Sometimes truth is stranger than fiction. But it can be hard to tell.
I did an enormous amount of research for my book
The Secrets of Mary Bowser
. The novel is based on the true story of a woman born into slavery who was freed and educated in the North, and then became a spy for the Union army by posing as a slave in the Confederate White House. Historical fiction can be a powerful way to learn about the past. Thanks to
Sarah’s Key
by Tatiana de Rosenay, readers around the world have learned about the 1942 Vel’ d’Hiv Roundup. Bowser’s bravery, like the horrors enacted at Vel’ d’Hiv, should be more broadly remembered. But for authors, blurring the lines between history and fiction can still feel risky.
Quite a few of the facts that I incorporated into The Secrets of Mary Bowser—particularly the actions of Bet Van Lew, a pro-Union white Richmonder whose wartime escapades including digging up and reburying the body of a Union officer killed by the Confederates—were so bizarre, I feared readers would find them too implausible, even though they were true.
What concerned me most, however, was not that the true parts of the novel wouldn’t be believed. It’s that the parts I invented would be mistaken for fact. Knowing the historical record provides such scant documentation of Mary Bowser’s life that I couldn’t possibly write a biography, I authored the novel as a way to commemorate Bowser’s achievements and to guide readers’ understanding of what slavery was like in urban, industrialized Richmond, and what free black life was like in antebellum Philadelphia.
Despite a detailed historical note included in the book, though, a surprising number of online reviews of The Secrets of Mary Bowser attribute biographical details to the historical Bowser that were entirely my own invention. As I’ve taken to saying, just because you read something in a book about a real person who played an important role in the Civil War, doesn’t mean everything in the book was true.

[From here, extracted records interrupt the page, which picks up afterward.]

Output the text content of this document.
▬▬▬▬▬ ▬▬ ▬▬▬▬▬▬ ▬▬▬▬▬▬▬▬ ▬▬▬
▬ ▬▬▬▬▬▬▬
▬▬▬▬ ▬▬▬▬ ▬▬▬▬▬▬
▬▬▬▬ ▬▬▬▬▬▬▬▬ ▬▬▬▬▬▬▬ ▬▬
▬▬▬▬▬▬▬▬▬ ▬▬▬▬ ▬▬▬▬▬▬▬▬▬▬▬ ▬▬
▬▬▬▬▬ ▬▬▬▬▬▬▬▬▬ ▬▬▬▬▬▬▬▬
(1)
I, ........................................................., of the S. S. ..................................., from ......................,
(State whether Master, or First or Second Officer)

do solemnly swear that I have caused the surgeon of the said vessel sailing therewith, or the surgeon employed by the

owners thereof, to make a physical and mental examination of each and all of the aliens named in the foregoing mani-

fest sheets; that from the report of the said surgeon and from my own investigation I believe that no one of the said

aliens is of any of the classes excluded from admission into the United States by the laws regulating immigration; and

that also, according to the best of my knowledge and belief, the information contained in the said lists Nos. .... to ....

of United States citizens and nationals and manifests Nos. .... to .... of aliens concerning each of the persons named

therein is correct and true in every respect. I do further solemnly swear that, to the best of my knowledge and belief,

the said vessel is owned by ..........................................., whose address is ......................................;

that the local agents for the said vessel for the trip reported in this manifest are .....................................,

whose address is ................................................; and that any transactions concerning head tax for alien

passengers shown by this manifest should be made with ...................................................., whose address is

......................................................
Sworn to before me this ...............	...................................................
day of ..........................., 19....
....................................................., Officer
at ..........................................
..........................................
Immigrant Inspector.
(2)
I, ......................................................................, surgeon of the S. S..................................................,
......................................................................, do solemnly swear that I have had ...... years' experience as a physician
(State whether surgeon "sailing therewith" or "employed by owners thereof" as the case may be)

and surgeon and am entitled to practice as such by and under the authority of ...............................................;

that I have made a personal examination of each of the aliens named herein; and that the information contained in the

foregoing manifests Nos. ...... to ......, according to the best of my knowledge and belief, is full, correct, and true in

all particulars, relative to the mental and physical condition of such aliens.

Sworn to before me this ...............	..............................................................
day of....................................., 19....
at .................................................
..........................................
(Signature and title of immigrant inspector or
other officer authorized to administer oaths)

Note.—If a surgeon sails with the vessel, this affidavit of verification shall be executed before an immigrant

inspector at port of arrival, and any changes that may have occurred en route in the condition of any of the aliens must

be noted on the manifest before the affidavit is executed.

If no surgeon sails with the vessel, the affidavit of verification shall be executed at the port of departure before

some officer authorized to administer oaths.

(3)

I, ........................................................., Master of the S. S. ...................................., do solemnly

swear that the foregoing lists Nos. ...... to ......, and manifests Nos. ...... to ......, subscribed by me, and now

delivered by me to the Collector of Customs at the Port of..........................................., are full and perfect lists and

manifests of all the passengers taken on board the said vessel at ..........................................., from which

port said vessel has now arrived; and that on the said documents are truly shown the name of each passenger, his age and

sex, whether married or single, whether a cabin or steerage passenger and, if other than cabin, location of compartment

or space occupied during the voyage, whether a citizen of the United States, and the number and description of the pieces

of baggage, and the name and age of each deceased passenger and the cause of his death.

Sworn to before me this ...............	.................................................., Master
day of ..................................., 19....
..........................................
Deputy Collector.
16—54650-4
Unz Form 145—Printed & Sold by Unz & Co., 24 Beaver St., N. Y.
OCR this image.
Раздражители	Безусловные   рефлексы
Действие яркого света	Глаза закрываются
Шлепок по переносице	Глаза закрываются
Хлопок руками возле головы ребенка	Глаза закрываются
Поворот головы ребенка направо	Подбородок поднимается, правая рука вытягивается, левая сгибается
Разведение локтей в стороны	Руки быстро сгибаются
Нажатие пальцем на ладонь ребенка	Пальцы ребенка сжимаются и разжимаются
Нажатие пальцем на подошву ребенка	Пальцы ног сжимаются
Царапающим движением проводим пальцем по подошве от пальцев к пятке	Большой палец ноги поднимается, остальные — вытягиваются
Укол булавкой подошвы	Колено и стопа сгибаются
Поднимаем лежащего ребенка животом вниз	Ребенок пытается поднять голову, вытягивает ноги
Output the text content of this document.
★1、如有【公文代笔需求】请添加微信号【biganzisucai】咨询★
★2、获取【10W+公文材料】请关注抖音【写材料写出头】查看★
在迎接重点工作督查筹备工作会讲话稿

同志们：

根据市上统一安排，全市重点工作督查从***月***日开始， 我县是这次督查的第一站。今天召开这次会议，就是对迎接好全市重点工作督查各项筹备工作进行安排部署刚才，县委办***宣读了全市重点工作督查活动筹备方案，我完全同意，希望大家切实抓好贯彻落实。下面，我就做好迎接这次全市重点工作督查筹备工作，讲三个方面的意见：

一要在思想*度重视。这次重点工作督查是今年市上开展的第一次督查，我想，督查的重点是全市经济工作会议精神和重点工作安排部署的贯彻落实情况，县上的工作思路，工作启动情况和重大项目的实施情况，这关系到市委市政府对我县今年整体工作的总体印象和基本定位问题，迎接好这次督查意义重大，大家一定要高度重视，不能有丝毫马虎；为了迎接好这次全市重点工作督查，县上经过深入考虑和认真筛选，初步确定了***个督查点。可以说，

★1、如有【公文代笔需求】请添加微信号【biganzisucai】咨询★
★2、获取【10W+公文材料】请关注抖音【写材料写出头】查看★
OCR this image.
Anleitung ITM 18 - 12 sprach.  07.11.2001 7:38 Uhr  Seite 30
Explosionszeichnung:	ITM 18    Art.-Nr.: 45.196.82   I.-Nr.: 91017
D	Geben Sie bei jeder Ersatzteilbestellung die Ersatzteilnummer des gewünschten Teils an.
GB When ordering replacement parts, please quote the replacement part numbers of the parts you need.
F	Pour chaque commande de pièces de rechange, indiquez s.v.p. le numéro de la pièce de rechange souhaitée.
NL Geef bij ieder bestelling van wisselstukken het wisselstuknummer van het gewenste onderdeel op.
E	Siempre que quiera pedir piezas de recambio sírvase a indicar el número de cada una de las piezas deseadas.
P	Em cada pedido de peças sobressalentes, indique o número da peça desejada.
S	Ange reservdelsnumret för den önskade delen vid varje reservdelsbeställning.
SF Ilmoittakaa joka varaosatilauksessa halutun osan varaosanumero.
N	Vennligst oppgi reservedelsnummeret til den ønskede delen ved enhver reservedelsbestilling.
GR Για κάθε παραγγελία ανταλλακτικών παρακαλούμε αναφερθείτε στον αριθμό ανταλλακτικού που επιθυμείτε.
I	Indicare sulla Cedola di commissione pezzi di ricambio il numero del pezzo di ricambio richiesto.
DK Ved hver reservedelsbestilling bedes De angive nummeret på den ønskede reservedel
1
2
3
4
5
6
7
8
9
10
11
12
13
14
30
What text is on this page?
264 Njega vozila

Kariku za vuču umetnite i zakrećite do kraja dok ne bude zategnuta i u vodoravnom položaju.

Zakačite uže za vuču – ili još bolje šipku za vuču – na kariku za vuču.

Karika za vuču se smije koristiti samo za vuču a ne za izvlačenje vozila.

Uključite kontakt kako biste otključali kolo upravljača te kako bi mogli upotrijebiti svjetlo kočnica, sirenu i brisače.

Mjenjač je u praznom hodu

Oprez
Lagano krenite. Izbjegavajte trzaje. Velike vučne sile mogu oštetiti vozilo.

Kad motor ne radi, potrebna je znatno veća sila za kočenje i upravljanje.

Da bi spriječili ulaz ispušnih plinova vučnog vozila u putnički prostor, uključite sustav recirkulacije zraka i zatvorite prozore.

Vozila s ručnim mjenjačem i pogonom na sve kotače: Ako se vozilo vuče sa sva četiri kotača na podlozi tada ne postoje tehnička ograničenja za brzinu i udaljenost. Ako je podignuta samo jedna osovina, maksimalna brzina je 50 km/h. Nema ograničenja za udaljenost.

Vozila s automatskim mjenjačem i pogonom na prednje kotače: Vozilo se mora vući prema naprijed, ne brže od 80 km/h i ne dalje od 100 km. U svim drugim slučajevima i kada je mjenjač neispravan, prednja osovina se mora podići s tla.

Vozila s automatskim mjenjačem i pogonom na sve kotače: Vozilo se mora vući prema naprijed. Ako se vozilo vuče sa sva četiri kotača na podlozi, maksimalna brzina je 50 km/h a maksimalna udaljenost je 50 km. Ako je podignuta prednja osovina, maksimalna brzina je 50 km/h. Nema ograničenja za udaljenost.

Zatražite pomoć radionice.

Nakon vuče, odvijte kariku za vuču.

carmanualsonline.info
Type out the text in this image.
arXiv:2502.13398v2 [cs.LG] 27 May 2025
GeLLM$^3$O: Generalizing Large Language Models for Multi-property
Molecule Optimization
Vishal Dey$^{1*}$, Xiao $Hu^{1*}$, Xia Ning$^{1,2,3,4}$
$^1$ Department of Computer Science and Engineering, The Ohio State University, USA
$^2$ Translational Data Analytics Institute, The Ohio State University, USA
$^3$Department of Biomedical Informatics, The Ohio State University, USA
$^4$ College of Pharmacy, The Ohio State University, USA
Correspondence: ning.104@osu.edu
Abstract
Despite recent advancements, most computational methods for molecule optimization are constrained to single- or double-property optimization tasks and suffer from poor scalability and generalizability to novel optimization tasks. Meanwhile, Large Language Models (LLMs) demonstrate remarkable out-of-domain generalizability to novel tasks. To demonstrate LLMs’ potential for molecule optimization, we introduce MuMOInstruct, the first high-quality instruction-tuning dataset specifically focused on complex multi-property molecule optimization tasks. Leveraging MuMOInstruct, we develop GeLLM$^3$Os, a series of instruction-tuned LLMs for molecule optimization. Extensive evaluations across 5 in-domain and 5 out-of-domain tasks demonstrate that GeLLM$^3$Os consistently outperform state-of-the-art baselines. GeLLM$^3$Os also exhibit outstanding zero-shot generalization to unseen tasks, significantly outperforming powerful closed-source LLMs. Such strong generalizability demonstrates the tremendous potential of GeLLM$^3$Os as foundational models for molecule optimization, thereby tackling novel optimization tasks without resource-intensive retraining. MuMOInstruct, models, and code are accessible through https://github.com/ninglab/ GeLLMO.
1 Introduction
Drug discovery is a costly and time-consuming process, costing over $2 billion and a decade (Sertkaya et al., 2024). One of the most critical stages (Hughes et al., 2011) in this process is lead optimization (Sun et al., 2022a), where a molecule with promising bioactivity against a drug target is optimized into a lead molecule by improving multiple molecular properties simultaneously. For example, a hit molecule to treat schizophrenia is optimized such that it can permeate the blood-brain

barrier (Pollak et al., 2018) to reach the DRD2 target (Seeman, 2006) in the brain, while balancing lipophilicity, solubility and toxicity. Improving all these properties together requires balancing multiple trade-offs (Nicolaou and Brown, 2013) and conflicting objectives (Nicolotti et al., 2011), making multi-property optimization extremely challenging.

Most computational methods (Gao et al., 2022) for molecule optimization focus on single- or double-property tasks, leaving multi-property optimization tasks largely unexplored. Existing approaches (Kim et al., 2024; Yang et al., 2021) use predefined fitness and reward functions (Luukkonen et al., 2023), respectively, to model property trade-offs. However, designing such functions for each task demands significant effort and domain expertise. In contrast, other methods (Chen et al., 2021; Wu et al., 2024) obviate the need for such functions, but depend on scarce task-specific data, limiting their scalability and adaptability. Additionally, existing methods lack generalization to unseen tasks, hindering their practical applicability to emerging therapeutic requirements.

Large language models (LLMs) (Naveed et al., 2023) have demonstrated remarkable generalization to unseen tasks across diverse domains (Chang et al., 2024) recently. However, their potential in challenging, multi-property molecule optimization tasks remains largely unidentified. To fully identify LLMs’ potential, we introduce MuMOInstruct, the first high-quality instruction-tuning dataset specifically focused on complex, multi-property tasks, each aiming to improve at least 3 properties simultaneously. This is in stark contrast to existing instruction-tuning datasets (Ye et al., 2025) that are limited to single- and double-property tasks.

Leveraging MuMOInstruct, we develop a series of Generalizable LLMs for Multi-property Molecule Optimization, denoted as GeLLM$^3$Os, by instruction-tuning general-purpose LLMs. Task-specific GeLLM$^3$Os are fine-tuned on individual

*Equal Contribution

As it turns out, the first person to fictionalize Bowser’s life story was Bowser herself. “The Black Slave in the Confederate White House,” an article I wrote for The New York Times, documents her continuing self-reinvention, before, during, and after the Civil War. Bowser likely made a good spy precisely because slaves live lives of surreptition and concealment. The strategies that enabled her to survive enslavement also facilitated her espionage. It shouldn’t surprise us that even after the war was over, Bowser continued her cagey—and effective—habit of constructing a series of public identities to serve different purposes.
Like many published authors, I didn’t choose my book’s final title. But I’ve come to relish the irony it implies. While Sarah’s Key suggests that once we find the key we can unlock all of history, The Secrets of Mary Bowser entices us to search out what we can learn about the past, while reminding us that there is much that may always remain hidden.